United launched an educational effort, says Dr. Tina Groat, United’s national medical director for women’s health. The insurer reminded doctors of medical guidelines discouraging elective delivery before 39 weeks and gave them comparative information about their own c-section rate and NICU admission rates. Just by sharing this information — Groat says there were no financial incentives or penalties — within two years United was able to cut NICU admissions nearly in half in the targeted region. The insurer is considering taking the campaign nationwide.
United’s experience in Rhode Island, however, is very different. Among United patients here, only 9 percent of newborns end up in the NICU, a hair below the national average, and among United’s NICU babies roughly 38 percent are delivered by cesarean (compared with 48 percent in the six targeted hospitals in the Southwest).
Indeed, obstetricians in Rhode Island are adamant that here, preterm deliveries don’t happen without a clear medical reason. Dr. Joanna M. Cain, chief of obstetrics and gynecology at Women & Infants, says that her hospital — where the majority of Rhode Island babies are born — rides herd on this issue: if a doctor wants to induce labor or perform a c-section before 39 weeks’ gestation, he or she must first justify it medically.
Cain’s predecessor, Dr.

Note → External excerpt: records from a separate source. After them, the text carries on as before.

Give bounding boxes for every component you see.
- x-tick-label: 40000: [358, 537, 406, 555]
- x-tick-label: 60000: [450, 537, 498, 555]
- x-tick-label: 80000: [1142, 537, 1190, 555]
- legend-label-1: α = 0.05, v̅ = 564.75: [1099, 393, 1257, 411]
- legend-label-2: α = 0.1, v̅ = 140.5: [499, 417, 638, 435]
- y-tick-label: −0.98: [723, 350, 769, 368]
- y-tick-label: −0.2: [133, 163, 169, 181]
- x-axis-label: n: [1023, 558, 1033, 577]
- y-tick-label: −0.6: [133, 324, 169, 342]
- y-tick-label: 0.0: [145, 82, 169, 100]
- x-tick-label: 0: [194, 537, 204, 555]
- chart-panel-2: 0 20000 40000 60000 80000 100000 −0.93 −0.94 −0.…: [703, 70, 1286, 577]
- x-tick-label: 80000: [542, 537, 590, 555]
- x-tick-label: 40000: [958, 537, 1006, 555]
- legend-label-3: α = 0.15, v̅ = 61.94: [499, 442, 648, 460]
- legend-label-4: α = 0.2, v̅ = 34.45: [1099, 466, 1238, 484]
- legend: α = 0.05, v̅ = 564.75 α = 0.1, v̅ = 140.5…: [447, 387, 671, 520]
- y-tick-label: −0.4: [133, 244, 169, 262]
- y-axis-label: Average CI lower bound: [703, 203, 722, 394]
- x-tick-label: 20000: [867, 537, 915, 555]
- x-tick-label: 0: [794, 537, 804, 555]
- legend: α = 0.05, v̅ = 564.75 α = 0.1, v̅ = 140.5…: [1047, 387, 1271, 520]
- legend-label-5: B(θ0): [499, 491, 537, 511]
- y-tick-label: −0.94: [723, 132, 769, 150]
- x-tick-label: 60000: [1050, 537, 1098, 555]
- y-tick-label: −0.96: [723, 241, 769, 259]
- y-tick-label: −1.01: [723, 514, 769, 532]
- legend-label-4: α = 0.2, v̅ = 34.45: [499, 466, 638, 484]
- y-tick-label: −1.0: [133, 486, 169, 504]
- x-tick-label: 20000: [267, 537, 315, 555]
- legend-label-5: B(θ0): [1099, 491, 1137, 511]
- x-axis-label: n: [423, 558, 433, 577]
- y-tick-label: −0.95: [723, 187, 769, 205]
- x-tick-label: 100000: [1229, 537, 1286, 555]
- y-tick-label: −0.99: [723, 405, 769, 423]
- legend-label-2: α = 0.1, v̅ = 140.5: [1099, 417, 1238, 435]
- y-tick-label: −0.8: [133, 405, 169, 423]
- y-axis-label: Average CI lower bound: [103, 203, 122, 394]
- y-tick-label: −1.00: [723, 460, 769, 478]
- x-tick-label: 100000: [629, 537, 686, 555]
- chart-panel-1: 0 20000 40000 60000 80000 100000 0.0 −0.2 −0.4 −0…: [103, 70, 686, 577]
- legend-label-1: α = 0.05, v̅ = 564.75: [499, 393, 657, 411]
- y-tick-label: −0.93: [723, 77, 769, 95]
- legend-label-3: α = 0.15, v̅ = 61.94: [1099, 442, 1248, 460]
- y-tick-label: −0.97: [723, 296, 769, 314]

Donald R. Coustan, looked into the issue in 2006. He reviewed the records of 100 babies born between 35 and 39 weeks’ gestation, and found no evidence doctors were inducing labor or performing cesareans without a verifiable medical reason.
Even so, in Rhode Island c-sections are more common among preterm deliveries than full-term ones; last year, 32 percent of all babies were delivered by c-section, but among preemies alone, the rate was 42 percent.
“Doing a cesarean section doesn’t cause a preterm birth,” Coustan says. “Either you make the decision or nature makes the decision that the baby’s going to be born now, and then you decide what the safest way to deliver is.”
Coustan agrees that obstetricians today are more willing to end a pregnancy early when there are problems. But in his view, that leads to less risk and better outcomes. “I think that’s a good thing,” he said.
This story is one in an occasional series on premature births. Additional stories will appear in the coming months.